The Vegan Museum
- Formation: 2016
- Tax ID no.: 32-0026361
- Headquarters: Chicago
- Revenue: $25,000 USD (2019)
- Website: veganmuseum.org

= Vegan Museum =

US nonprofit travelling exhibition

The Vegan Museum (formerly the National Vegetarian Museum) is a nonprofit travelling exhibition about veganism and vegetarianism. The exhibition tours different locations in and around Chicago. The Vegan Museum documents the history of the vegan and vegetarian movement in the United States.

== History ==
The museum was founded in 2017 as the National Vegetarian Museum and showed its first exhibition the same year. The museum was founded by Kay Stepkin, a former vegetarian restaurant owner who wrote a column about vegan food called "The Veggie Cook" for the Chicago Tribune from 2011 to 2015.

In 2020, the museum's board changed its name to The Vegan Museum. That same year the museum added an advisory council of influential vegans who include Neal Barnard, MD, president and founder of the Physicians Committee for Responsible Medicine, Anne Dinshah, vice president of the American Vegan Society, and Seth Tibbott, founder of Tofurky.

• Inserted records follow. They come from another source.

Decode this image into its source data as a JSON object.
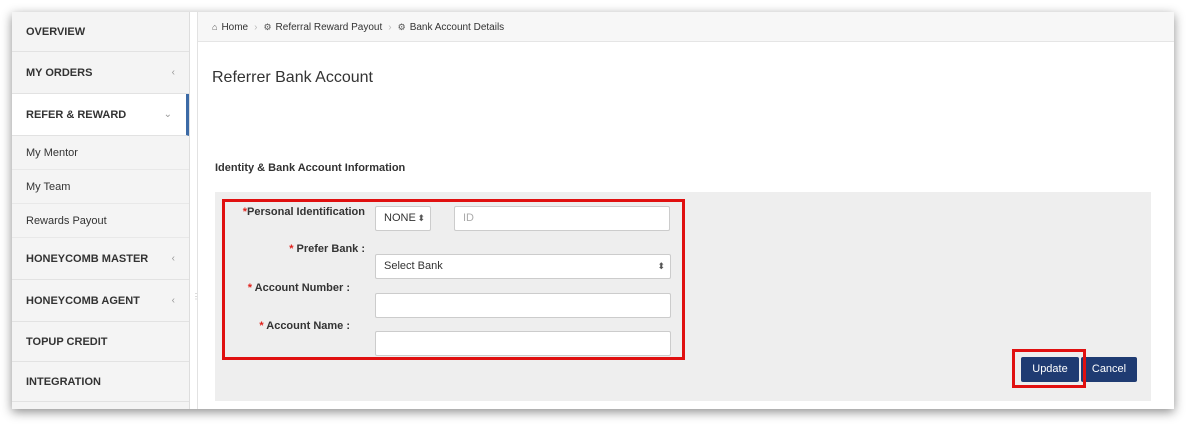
{
  "sidebar": {
    "overview": "OVERVIEW",
    "my_orders": "MY ORDERS",
    "refer_reward": "REFER & REWARD",
    "sub_items": [
      "My Mentor",
      "My Team",
      "Rewards Payout"
    ],
    "honeycomb_master": "HONEYCOMB MASTER",
    "honeycomb_agent": "HONEYCOMB AGENT",
    "topup_credit": "TOPUP CREDIT",
    "integration": "INTEGRATION",
    "chev_collapsed": "‹",
    "chev_expanded": "⌄"
  },
  "breadcrumb": {
    "home": "Home",
    "referral": "Referral Reward Payout",
    "current": "Bank Account Details",
    "separator": "›",
    "home_icon": "⌂",
    "gear_icon": "⚙"
  },
  "page": {
    "title": "Referrer Bank Account",
    "section": "Identity & Bank Account Information"
  },
  "form": {
    "required_mark": "*",
    "personal_id_label": "Personal Identification",
    "id_type_value": "NONE",
    "id_placeholder": "ID",
    "prefer_bank_label": " Prefer Bank :",
    "bank_select_value": "Select Bank",
    "account_number_label": " Account Number :",
    "account_number_value": "",
    "account_name_label": " Account Name :",
    "account_name_value": "",
    "select_arrows": "⬍"
  },
  "actions": {
    "update": "Update",
    "cancel": "Cancel"
  },
  "colors": {
    "primary_button": "#1f3b72",
    "highlight": "#e01010",
    "required": "#e0211c"
  }
}
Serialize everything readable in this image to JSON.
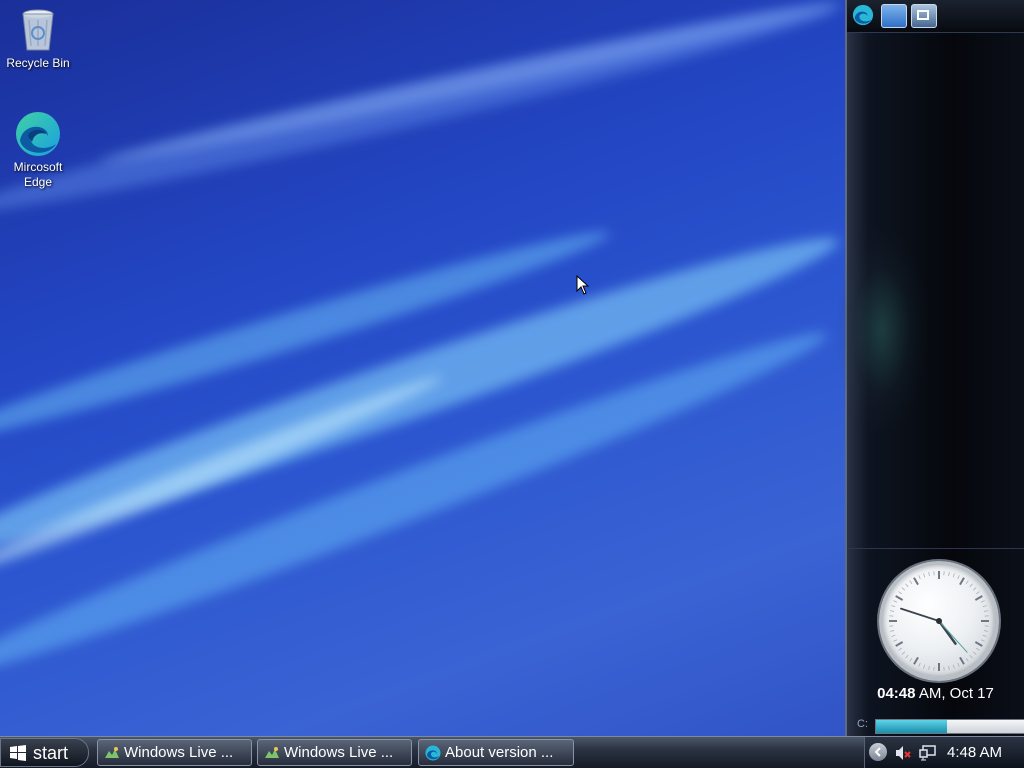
{
  "desktop": {
    "icons": [
      {
        "label": "Recycle Bin",
        "icon": "recycle-bin-icon"
      },
      {
        "label": "Mircosoft Edge",
        "icon": "edge-icon"
      }
    ]
  },
  "sidebar": {
    "toolbar_icons": [
      "edge-icon",
      "desktop-icon",
      "window-switch-icon"
    ],
    "clock": {
      "time_bold": "04:48",
      "time_rest": " AM, Oct 17",
      "hour": 4,
      "minute": 48,
      "second": 23
    },
    "drive": {
      "label": "C:",
      "used_fraction": 0.48
    }
  },
  "taskbar": {
    "start_label": "start",
    "tasks": [
      {
        "label": "Windows Live ...",
        "icon": "windows-live-icon"
      },
      {
        "label": "Windows Live ...",
        "icon": "windows-live-icon"
      },
      {
        "label": "About version ...",
        "icon": "edge-icon"
      }
    ],
    "tray": {
      "time": "4:48 AM",
      "icons": [
        "show-hidden-icon",
        "volume-muted-icon",
        "network-icon"
      ]
    }
  },
  "colors": {
    "wallpaper": "#2346c4",
    "taskbar": "#2b3342",
    "sidebar": "#05070c",
    "drive_fill": "#1a8fae"
  }
}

In 2022, the museum released a free historical research guide for historians, professors, students, and academics. Museum founder Kay Stepkin said the history of American vegetarianism was "underexplored" and that the first book about American vegetarian history was written only in 2004, even though American vegetarian history predates the War of American Independence. The museum created the guide with the aim of increasing American vegetarian history scholarship.

== Collection ==
The Vegan Museum documents the history of the vegan and vegetarian movement in the United States. The current exhibit is called "What Does It Mean to Be Vegetarian?” The exhibit consists of 12 seven-by-three-foot panels. The exhibition covers factory farms, Pythagoras, Leonardo da Vinci, comedian Dick Gregory, the history of the Chicago Vegetarian Society, the Pure Food Lunch Room (Chicago's first vegetarian restaurant, established in 1900), and the Vegetarian Times, magazine.

Stepkin has amassed a collection of vegan and vegetarian memorabilia, cookbooks, leaflets, and newsletters in her Lincoln Park apartment in Chicago.